His was a faith that could actually “move mountains,” and Christ routinely repositioned foothills and highlands as he fed the hungry multitudes with a small lunch, brought the dead back to life, and healed the incurable sores of contaminated lepers. He transformed the insurmountable with his acts of kindness, compassion, love. Christ had all power and knowledge, understanding all the mysteries and complexities of life, and yet love was at his core. His mind was ordered by love; love was the prevailing sound resonating through his life, seen in his actions.
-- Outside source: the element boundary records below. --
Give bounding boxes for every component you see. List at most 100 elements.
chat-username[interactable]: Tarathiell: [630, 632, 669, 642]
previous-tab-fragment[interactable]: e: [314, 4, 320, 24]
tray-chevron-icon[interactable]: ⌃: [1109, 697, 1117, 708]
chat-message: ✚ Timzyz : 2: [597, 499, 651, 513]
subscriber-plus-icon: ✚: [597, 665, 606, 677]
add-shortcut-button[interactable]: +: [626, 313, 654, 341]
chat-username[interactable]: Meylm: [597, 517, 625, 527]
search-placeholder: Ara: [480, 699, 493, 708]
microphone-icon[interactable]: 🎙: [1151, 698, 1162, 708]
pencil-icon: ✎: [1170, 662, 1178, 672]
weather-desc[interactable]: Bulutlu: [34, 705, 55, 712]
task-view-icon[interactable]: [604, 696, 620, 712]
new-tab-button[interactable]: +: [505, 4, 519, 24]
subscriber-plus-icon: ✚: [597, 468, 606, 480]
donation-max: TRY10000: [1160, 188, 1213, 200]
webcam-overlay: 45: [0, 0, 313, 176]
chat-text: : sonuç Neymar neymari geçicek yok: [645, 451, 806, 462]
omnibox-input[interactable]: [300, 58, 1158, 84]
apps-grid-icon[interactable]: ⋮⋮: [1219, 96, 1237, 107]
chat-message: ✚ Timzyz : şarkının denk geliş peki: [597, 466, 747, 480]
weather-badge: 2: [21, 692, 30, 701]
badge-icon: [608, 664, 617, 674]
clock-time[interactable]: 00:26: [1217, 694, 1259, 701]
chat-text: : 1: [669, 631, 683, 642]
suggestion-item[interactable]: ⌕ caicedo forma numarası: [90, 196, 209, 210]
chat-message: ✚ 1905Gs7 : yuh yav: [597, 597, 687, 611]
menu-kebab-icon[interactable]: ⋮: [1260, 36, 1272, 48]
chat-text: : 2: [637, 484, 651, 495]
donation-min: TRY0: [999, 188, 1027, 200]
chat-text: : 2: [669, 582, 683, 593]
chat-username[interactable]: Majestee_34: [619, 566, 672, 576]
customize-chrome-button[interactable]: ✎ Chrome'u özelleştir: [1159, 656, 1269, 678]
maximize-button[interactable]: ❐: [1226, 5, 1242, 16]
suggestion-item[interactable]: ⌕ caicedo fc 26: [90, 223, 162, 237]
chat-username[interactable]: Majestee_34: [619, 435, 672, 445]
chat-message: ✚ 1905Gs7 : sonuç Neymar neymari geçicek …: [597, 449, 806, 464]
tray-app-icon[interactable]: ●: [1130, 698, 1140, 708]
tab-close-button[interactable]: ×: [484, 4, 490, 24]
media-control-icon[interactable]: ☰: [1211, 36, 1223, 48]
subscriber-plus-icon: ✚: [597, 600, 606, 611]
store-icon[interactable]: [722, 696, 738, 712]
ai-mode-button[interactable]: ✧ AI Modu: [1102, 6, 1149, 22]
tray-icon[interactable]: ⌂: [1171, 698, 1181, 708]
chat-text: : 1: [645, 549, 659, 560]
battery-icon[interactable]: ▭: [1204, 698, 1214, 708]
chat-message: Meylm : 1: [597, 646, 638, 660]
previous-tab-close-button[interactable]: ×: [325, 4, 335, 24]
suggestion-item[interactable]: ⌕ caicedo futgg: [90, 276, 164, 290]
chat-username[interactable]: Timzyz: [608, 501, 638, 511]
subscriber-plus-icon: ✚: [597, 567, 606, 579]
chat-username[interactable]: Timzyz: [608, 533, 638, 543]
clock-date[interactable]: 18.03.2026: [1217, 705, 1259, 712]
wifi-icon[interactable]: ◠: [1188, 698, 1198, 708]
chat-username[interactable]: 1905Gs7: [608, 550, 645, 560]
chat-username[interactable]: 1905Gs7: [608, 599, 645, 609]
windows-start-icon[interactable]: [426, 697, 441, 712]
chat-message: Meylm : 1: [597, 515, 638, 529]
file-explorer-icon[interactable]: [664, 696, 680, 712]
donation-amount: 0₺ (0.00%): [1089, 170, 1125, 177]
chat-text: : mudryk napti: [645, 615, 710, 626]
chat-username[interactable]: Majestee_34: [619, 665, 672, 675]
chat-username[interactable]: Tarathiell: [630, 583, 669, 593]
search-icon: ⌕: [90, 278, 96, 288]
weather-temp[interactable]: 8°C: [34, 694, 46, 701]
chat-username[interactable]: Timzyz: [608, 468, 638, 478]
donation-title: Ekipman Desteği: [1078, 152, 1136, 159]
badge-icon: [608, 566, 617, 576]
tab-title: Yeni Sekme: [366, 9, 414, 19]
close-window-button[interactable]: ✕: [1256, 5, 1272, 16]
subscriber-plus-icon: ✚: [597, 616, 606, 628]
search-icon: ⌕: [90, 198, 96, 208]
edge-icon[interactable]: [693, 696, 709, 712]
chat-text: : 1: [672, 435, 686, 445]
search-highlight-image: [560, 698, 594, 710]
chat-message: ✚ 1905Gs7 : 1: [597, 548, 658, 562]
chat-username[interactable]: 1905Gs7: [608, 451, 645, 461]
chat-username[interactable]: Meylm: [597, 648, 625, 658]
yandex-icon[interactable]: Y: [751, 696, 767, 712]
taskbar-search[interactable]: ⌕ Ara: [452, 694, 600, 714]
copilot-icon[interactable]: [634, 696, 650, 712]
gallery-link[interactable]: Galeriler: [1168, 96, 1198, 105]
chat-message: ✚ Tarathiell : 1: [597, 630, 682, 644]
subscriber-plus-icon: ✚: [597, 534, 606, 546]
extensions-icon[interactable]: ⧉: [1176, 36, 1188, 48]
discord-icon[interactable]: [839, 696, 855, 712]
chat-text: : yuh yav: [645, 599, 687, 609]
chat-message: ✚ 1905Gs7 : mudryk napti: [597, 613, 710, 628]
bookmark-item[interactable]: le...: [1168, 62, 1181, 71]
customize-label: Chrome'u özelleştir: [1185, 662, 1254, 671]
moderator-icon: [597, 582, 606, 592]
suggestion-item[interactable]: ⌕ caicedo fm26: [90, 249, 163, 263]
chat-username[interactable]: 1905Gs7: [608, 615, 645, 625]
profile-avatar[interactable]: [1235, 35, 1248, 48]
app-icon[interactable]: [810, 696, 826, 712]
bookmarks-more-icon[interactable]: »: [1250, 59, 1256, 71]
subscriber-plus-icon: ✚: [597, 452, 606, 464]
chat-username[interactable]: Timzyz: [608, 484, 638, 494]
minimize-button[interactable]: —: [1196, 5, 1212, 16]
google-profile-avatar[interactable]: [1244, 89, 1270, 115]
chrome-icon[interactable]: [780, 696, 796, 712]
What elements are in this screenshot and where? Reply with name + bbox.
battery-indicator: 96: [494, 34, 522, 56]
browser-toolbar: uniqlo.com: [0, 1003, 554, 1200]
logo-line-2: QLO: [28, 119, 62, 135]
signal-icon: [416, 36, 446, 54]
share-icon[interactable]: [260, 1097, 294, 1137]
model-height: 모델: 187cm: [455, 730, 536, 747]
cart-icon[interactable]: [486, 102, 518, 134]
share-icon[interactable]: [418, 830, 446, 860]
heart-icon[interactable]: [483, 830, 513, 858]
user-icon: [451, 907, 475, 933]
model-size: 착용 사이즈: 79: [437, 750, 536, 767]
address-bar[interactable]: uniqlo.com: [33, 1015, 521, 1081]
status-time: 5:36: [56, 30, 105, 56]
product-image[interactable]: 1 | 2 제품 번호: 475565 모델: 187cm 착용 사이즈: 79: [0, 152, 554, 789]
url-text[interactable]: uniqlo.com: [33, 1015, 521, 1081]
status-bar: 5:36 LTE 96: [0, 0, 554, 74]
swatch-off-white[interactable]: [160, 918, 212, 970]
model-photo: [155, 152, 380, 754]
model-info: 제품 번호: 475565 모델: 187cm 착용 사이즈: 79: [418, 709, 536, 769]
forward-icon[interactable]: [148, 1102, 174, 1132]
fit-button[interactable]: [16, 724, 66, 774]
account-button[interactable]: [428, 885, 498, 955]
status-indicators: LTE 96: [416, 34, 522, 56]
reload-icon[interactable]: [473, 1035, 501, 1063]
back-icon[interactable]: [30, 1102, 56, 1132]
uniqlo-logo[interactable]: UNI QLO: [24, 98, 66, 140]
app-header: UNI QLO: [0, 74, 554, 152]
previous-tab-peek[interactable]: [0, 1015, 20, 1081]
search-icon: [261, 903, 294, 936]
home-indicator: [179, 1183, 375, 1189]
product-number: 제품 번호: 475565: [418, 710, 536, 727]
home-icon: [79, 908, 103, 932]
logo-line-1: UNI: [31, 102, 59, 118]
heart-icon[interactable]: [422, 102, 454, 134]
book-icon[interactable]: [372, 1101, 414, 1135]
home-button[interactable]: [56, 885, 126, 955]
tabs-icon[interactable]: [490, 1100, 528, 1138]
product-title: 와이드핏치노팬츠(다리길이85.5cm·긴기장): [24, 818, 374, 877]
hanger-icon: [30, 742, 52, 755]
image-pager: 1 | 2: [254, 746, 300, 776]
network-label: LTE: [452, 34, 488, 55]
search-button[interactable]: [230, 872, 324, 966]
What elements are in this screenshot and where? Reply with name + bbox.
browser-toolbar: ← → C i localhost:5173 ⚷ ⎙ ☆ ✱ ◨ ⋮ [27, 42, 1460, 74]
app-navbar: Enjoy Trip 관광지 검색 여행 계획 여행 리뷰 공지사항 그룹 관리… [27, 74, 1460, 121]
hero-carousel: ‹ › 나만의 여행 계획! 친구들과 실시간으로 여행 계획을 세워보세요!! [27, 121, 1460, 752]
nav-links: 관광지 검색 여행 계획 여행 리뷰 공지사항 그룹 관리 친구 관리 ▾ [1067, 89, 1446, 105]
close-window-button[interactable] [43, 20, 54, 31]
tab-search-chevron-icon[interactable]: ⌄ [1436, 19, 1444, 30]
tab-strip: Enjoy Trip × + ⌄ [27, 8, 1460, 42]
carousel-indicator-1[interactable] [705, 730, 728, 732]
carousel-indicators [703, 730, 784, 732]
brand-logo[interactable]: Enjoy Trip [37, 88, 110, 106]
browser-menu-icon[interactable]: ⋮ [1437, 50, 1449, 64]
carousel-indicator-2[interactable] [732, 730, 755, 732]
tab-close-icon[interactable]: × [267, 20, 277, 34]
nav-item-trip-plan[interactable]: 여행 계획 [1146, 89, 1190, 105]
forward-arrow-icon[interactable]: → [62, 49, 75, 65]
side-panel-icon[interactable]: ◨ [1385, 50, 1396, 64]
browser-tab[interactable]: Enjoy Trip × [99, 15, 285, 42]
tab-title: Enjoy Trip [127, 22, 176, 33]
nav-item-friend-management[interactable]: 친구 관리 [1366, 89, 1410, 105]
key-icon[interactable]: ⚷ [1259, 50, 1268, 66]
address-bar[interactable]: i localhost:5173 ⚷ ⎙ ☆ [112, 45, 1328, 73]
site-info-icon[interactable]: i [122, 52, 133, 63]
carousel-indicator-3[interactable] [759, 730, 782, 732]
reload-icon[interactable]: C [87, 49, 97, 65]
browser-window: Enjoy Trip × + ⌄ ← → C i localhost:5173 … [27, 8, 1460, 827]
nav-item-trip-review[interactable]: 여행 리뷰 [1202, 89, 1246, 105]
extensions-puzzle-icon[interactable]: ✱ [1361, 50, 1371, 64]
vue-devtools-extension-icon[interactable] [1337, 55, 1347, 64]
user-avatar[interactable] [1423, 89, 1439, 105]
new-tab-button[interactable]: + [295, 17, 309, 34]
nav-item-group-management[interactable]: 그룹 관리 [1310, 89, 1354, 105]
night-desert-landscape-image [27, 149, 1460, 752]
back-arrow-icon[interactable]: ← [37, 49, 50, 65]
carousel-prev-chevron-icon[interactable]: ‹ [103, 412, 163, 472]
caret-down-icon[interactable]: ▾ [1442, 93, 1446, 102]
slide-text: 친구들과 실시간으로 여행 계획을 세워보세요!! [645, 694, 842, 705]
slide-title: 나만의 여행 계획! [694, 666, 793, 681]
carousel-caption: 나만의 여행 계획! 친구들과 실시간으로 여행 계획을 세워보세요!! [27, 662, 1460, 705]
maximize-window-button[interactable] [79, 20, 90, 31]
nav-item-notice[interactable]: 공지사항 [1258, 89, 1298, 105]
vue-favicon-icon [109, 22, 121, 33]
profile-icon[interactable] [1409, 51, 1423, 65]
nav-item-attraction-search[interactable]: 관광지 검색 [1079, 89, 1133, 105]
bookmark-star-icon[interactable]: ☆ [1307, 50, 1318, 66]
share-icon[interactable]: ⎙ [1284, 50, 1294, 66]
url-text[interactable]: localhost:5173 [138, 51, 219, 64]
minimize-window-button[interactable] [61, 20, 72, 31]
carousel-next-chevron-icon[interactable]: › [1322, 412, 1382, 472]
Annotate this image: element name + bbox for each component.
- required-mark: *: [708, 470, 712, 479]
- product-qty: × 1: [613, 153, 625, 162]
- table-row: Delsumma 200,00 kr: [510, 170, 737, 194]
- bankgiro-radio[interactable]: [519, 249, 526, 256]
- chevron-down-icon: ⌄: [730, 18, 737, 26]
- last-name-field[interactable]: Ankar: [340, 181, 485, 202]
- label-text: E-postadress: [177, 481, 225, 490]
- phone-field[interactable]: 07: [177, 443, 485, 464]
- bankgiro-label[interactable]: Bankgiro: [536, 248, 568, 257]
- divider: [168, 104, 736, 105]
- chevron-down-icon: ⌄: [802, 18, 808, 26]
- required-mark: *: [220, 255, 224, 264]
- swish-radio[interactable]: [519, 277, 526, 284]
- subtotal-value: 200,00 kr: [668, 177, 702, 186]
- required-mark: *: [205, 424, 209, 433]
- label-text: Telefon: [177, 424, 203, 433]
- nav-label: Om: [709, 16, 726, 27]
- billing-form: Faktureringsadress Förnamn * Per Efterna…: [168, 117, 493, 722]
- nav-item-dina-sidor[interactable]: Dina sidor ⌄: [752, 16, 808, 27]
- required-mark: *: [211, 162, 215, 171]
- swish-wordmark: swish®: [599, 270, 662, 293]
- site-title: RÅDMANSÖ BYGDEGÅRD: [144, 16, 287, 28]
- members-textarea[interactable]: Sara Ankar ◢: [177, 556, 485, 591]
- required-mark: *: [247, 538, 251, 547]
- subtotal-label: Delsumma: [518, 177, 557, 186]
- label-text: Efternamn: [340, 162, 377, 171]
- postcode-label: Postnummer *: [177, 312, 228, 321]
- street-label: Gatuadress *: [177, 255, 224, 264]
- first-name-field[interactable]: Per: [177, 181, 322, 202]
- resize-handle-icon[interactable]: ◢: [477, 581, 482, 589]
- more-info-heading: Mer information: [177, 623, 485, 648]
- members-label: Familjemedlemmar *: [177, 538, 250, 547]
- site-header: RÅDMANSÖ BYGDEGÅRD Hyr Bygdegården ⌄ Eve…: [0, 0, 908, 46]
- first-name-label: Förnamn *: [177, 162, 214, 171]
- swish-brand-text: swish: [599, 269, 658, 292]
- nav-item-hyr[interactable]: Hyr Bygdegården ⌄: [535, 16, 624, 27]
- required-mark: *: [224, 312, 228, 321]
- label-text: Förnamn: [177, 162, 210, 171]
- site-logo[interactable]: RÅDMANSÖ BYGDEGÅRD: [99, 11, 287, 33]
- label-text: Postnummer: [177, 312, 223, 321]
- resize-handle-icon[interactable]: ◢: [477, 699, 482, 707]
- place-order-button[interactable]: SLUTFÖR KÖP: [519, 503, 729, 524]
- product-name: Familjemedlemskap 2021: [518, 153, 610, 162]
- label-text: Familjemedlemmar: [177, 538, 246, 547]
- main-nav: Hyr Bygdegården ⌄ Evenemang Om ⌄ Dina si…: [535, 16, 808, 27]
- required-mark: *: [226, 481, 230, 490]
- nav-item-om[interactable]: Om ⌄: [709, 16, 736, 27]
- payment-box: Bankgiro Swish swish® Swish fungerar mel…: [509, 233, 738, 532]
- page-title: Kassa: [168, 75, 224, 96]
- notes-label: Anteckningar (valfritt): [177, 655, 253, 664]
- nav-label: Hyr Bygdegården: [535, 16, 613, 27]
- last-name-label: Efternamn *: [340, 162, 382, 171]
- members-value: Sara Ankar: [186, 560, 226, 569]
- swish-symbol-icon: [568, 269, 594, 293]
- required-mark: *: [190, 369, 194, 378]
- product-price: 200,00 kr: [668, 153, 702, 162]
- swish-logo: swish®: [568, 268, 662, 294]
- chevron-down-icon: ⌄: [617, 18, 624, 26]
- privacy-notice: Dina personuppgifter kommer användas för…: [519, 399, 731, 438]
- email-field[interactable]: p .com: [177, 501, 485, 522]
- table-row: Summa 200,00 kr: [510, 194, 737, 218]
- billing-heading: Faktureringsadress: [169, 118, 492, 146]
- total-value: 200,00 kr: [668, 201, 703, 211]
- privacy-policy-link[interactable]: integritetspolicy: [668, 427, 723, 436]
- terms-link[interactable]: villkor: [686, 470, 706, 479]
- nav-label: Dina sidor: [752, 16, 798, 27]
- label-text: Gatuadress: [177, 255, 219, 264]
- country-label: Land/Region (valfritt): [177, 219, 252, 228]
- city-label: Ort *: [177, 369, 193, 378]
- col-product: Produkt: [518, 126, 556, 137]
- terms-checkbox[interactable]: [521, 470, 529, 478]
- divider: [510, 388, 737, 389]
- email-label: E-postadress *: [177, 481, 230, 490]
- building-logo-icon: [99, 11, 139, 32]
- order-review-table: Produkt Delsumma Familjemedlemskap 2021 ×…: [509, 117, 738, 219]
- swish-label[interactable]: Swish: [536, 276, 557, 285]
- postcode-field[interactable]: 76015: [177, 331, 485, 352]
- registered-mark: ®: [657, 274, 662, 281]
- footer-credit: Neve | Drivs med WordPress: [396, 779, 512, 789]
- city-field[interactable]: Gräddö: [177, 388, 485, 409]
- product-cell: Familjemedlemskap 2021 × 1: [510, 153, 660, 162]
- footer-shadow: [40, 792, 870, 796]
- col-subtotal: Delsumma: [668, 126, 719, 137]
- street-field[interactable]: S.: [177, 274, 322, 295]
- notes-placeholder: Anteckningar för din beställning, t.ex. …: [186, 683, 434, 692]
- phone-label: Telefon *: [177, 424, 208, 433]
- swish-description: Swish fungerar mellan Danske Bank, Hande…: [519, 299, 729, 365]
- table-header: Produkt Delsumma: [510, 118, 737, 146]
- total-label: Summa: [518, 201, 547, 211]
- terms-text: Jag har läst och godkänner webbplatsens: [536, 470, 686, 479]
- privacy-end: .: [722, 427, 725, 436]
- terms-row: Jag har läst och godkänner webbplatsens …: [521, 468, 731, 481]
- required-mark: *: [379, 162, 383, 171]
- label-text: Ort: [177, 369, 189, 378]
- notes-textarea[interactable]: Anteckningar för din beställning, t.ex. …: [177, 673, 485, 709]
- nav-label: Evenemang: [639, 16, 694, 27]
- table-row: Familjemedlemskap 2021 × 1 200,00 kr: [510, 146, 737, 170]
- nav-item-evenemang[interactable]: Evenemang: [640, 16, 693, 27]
Our Lord displayed patience and kindness as he instructed his plodding disciples, gathered children in his arms, or instructed the curious crowds pressing in against him. His was a generative love, a building-others-up kind of love, a love void of selfishness. Jesus’ love made him willing to be interrupted, placing the concerns of others as a high priority. We see his brand of love as he raised a widow’s only son to life, restored the dignity of a prostitute, and washed away the greed from a tax collector’s hands. Only Jesus’ sort of love would allow Judas to live by his side for three years and then wash his feet right before he walked out of the upper room to betray him for a few measly coins.

Jesus bore it all, believed the Father’s way was best, and he endured the taunts, accusations, whips, nails, mockery, and the scorn. Christ actually did “give away” all that he had – he willingly surrendered his body as an offering, a pure and holy sacrifice. Jesus demonstrated precisely what love looks like, how love responds when it is tested, not returned, ignored.

Christ still calls to those who reject him, gives to those who are oblivious, and invites in those who are indifferent. He still creates in us a longing for him, a dissatisfaction with everything else in order to desire what he knows is best.

Love compelled Christ to the cross. His love is still an undistinguishable force at work in our lives because “love bears all things, believes all things, hopes all things, endures all things. Love never ends” (I Corinthians 13:7-8).